Token TTL An agent identity backed by a long-lived bearer token grants access for as long as that token remains valid. If the token is stolen, logged, or extracted from a running process, the attacker holds working credentials for weeks or months without any further action. Short-lived tokens address this by issuing credentials with a time-to-live measured in minutes or hours, automated and renewed by the platform rather than a human. When a token expires, access ends: the attacker must win the renewal process as well, which requires compromising a harder target than the token itself.
Message signing An inter-agent message travels through channels and intermediate agents the receiver did not originate. If nothing binds the message cryptographically to its source, any intermediate hop can substitute or inject content that the receiving agent will treat as authoritative. Message signing closes that gap: the source agent signs each message payload with its private key, and the receiver verifies the signature against a distributed trust bundle before the content reaches the reasoning layer.
Admission control In a multi-agent system, peer agents are granted authority by the other agents that accept their outputs. A rogue or compromised agent that enters the system inherits that authority immediately. Agent admission control is the registration gate that evaluates a peer's identity, declared capabilities, and binary provenance against policy before granting access. A peer that cannot pass attestation is refused entry and cannot participate in the system.
Agent MFA An agent identity that holds broad write authority is a high-value target: compromising its credential gives an attacker persistent, authenticated access to every system that identity can reach.
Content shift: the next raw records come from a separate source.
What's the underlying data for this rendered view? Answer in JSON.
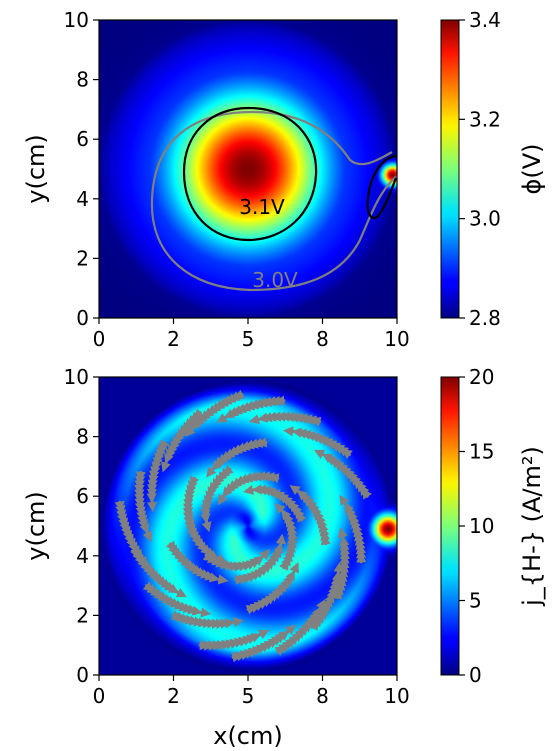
{
  "chart_data": [
    {
      "type": "heatmap",
      "panel": "top",
      "title": "",
      "xlabel": "",
      "ylabel": "y(cm)",
      "xlim": [
        0,
        10
      ],
      "ylim": [
        0,
        10
      ],
      "xticks": [
        "0",
        "2",
        "5",
        "8",
        "10"
      ],
      "xtick_values": [
        0,
        2.5,
        5,
        7.5,
        10
      ],
      "yticks": [
        "0",
        "2",
        "4",
        "6",
        "8",
        "10"
      ],
      "ytick_values": [
        0,
        2,
        4,
        6,
        8,
        10
      ],
      "colormap": "jet",
      "colorbar": {
        "label": "ϕ(V)",
        "range": [
          2.8,
          3.4
        ],
        "ticks": [
          "2.8",
          "3.0",
          "3.2",
          "3.4"
        ],
        "tick_values": [
          2.8,
          3.0,
          3.2,
          3.4
        ]
      },
      "background_value": 2.8,
      "features": [
        {
          "kind": "gaussian_peak",
          "center": [
            5.0,
            5.0
          ],
          "peak": 3.4,
          "sigma": 1.3
        },
        {
          "kind": "gaussian_peak",
          "center": [
            9.85,
            4.8
          ],
          "peak": 3.4,
          "sigma": 0.25
        }
      ],
      "contours": [
        {
          "label": "3.1V",
          "level": 3.1,
          "color": "#000000",
          "label_position": [
            5.5,
            3.8
          ]
        },
        {
          "label": "3.0V",
          "level": 3.0,
          "color": "#808080",
          "label_position": [
            5.9,
            1.3
          ]
        }
      ]
    },
    {
      "type": "heatmap",
      "panel": "bottom",
      "title": "",
      "xlabel": "x(cm)",
      "ylabel": "y(cm)",
      "xlim": [
        0,
        10
      ],
      "ylim": [
        0,
        10
      ],
      "xticks": [
        "0",
        "2",
        "5",
        "8",
        "10"
      ],
      "xtick_values": [
        0,
        2.5,
        5,
        7.5,
        10
      ],
      "yticks": [
        "0",
        "2",
        "4",
        "6",
        "8",
        "10"
      ],
      "ytick_values": [
        0,
        2,
        4,
        6,
        8,
        10
      ],
      "colormap": "jet",
      "colorbar": {
        "label": "j_{H-} (A/m²)",
        "range": [
          0,
          20
        ],
        "ticks": [
          "0",
          "5",
          "10",
          "15",
          "20"
        ],
        "tick_values": [
          0,
          5,
          10,
          15,
          20
        ]
      },
      "features": [
        {
          "kind": "spiral_disk",
          "center": [
            5.0,
            5.0
          ],
          "radius": 5.0,
          "arms": 2,
          "typical_value": 6
        },
        {
          "kind": "gaussian_peak",
          "center": [
            9.7,
            4.9
          ],
          "peak": 20,
          "sigma": 0.35
        }
      ],
      "streamlines": {
        "color": "#808080",
        "pattern": "counter-clockwise swirl"
      }
    }
  ]
}
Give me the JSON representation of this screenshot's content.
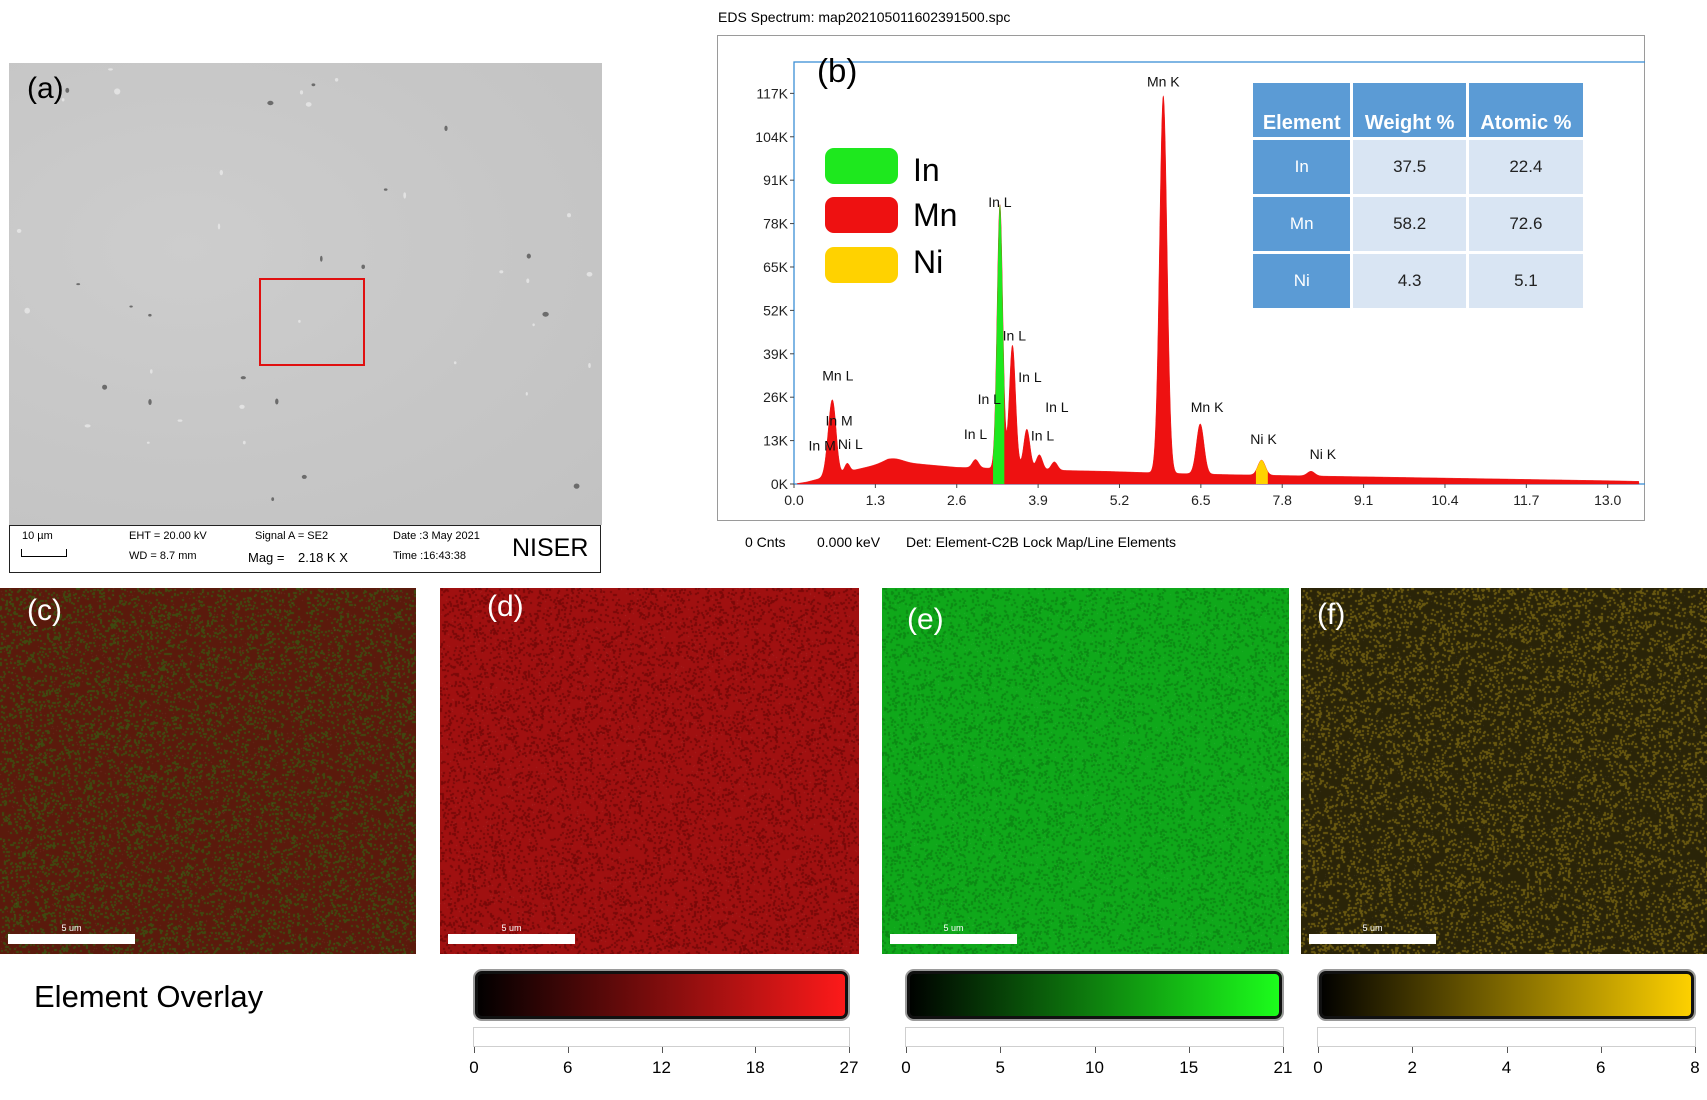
{
  "panels": {
    "a": "(a)",
    "b": "(b)",
    "c": "(c)",
    "d": "(d)",
    "e": "(e)",
    "f": "(f)"
  },
  "sem": {
    "scale_label": "10 µm",
    "eht": "EHT = 20.00 kV",
    "wd": "WD =  8.7 mm",
    "signal": "Signal A = SE2",
    "mag_label": "Mag =",
    "mag_value": "2.18 K X",
    "date": "Date :3 May 2021",
    "time": "Time :16:43:38",
    "institute": "NISER",
    "selection_color": "#e01010"
  },
  "spectrum_title": "EDS Spectrum: map202105011602391500.spc",
  "spectrum_footer": {
    "counts": "0 Cnts",
    "kev": "0.000 keV",
    "det": "Det: Element-C2B Lock Map/Line Elements"
  },
  "legend": [
    {
      "name": "In",
      "color": "#1ee81e"
    },
    {
      "name": "Mn",
      "color": "#ee1111"
    },
    {
      "name": "Ni",
      "color": "#ffd200"
    }
  ],
  "table": {
    "headers": [
      "Element",
      "Weight %",
      "Atomic %"
    ],
    "rows": [
      [
        "In",
        "37.5",
        "22.4"
      ],
      [
        "Mn",
        "58.2",
        "72.6"
      ],
      [
        "Ni",
        "4.3",
        "5.1"
      ]
    ]
  },
  "chart_data": {
    "type": "area",
    "xlim": [
      0,
      13.5
    ],
    "ylim": [
      0,
      124000
    ],
    "x_ticks": [
      "0.0",
      "1.3",
      "2.6",
      "3.9",
      "5.2",
      "6.5",
      "7.8",
      "9.1",
      "10.4",
      "11.7",
      "13.0"
    ],
    "y_ticks": [
      "0K",
      "13K",
      "26K",
      "39K",
      "52K",
      "65K",
      "78K",
      "91K",
      "104K",
      "117K"
    ],
    "baseline": {
      "x": [
        0.0,
        0.2,
        0.8,
        1.5,
        2.0,
        2.6,
        3.0,
        3.6,
        4.0,
        5.0,
        6.0,
        7.0,
        8.0,
        9.0,
        10.0,
        11.0,
        12.0,
        13.0,
        13.5
      ],
      "y": [
        0,
        600,
        3500,
        6500,
        6000,
        5000,
        4800,
        4500,
        4200,
        3800,
        3200,
        2800,
        2500,
        2200,
        1900,
        1600,
        1300,
        1000,
        800
      ]
    },
    "peaks": [
      {
        "element": "Mn",
        "center": 0.59,
        "height": 16000,
        "width": 0.06
      },
      {
        "element": "Mn",
        "center": 0.64,
        "height": 9000,
        "width": 0.05
      },
      {
        "element": "Ni",
        "center": 0.85,
        "height": 2500,
        "width": 0.04
      },
      {
        "element": "Mn",
        "center": 1.6,
        "height": 1200,
        "width": 0.15
      },
      {
        "element": "In",
        "center": 2.9,
        "height": 2500,
        "width": 0.05
      },
      {
        "element": "In",
        "center": 3.29,
        "height": 79000,
        "width": 0.045
      },
      {
        "element": "In",
        "center": 3.49,
        "height": 37000,
        "width": 0.05
      },
      {
        "element": "In",
        "center": 3.72,
        "height": 12000,
        "width": 0.05
      },
      {
        "element": "In",
        "center": 3.92,
        "height": 4500,
        "width": 0.05
      },
      {
        "element": "In",
        "center": 4.16,
        "height": 2500,
        "width": 0.05
      },
      {
        "element": "Mn",
        "center": 5.9,
        "height": 113000,
        "width": 0.06
      },
      {
        "element": "Mn",
        "center": 6.49,
        "height": 15000,
        "width": 0.06
      },
      {
        "element": "Ni",
        "center": 7.47,
        "height": 4500,
        "width": 0.06
      },
      {
        "element": "Ni",
        "center": 8.26,
        "height": 1400,
        "width": 0.06
      }
    ],
    "highlights": [
      {
        "element": "In",
        "range": [
          3.18,
          3.36
        ],
        "color": "#1ee81e"
      },
      {
        "element": "Ni",
        "range": [
          7.38,
          7.57
        ],
        "color": "#ffd200"
      }
    ],
    "annotations": [
      {
        "text": "Mn K",
        "x": 5.9,
        "y": 119000
      },
      {
        "text": "In L",
        "x": 3.29,
        "y": 83000
      },
      {
        "text": "In L",
        "x": 3.52,
        "y": 43000
      },
      {
        "text": "In L",
        "x": 3.77,
        "y": 30500
      },
      {
        "text": "In L",
        "x": 4.2,
        "y": 21500
      },
      {
        "text": "In L",
        "x": 3.97,
        "y": 13000
      },
      {
        "text": "In L",
        "x": 3.12,
        "y": 24000
      },
      {
        "text": "In L",
        "x": 2.9,
        "y": 13500
      },
      {
        "text": "Mn L",
        "x": 0.7,
        "y": 31000
      },
      {
        "text": "In M",
        "x": 0.72,
        "y": 17500
      },
      {
        "text": "In M",
        "x": 0.45,
        "y": 10000
      },
      {
        "text": "Ni L",
        "x": 0.9,
        "y": 10500
      },
      {
        "text": "Mn K",
        "x": 6.6,
        "y": 21500
      },
      {
        "text": "Ni K",
        "x": 7.5,
        "y": 12000
      },
      {
        "text": "Ni K",
        "x": 8.45,
        "y": 7500
      }
    ],
    "fill_color": "#ee1111"
  },
  "maps": [
    {
      "id": "c",
      "scale": "5 um",
      "colors": [
        "#5a1a0c",
        "#3e4a10"
      ]
    },
    {
      "id": "d",
      "scale": "5 um",
      "colors": [
        "#a01010",
        "#7a0808"
      ]
    },
    {
      "id": "e",
      "scale": "5 um",
      "colors": [
        "#0fa81a",
        "#0b8a14"
      ]
    },
    {
      "id": "f",
      "scale": "5 um",
      "colors": [
        "#2a2408",
        "#6a5a10"
      ]
    }
  ],
  "overlay_label": "Element Overlay",
  "colorbars": [
    {
      "color": "#ff1a1a",
      "ticks": [
        "0",
        "6",
        "12",
        "18",
        "27"
      ]
    },
    {
      "color": "#1cff1c",
      "ticks": [
        "0",
        "5",
        "10",
        "15",
        "21"
      ]
    },
    {
      "color": "#ffd200",
      "ticks": [
        "0",
        "2",
        "4",
        "6",
        "8"
      ]
    }
  ]
}
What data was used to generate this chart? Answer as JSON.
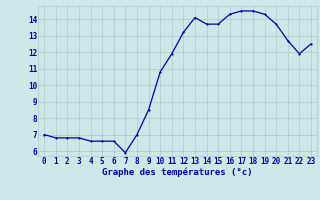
{
  "hours": [
    0,
    1,
    2,
    3,
    4,
    5,
    6,
    7,
    8,
    9,
    10,
    11,
    12,
    13,
    14,
    15,
    16,
    17,
    18,
    19,
    20,
    21,
    22,
    23
  ],
  "temps": [
    7.0,
    6.8,
    6.8,
    6.8,
    6.6,
    6.6,
    6.6,
    5.9,
    7.0,
    8.5,
    10.8,
    11.9,
    13.2,
    14.1,
    13.7,
    13.7,
    14.3,
    14.5,
    14.5,
    14.3,
    13.7,
    12.7,
    11.9,
    12.5
  ],
  "xlabel": "Graphe des températures (°c)",
  "line_color": "#0000aa",
  "bg_color": "#cce8e8",
  "grid_color": "#aacaca",
  "text_color": "#0000aa",
  "ylim_min": 5.7,
  "ylim_max": 14.8,
  "xlim_min": -0.5,
  "xlim_max": 23.5,
  "yticks": [
    6,
    7,
    8,
    9,
    10,
    11,
    12,
    13,
    14
  ],
  "xtick_labels": [
    "0",
    "1",
    "2",
    "3",
    "4",
    "5",
    "6",
    "7",
    "8",
    "9",
    "10",
    "11",
    "12",
    "13",
    "14",
    "15",
    "16",
    "17",
    "18",
    "19",
    "20",
    "21",
    "22",
    "23"
  ],
  "tick_fontsize": 5.5,
  "xlabel_fontsize": 6.5,
  "marker_size": 2.0,
  "line_width": 0.9
}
Multi-factor authentication addresses this by requiring a second factor at credential issuance time, so a stolen token is bounded to its issued lifetime and cannot be silently renewed. For non-human identities the second factor is workload attestation, hardware-bound key material, or certificate-backed proof rather than a phone or one-time code.

Detect

No catalogued control.

Respond

No catalogued control.

In Helmwart

The first Q4 Zero-Trust tenet, “workload identity,” audits exactly this.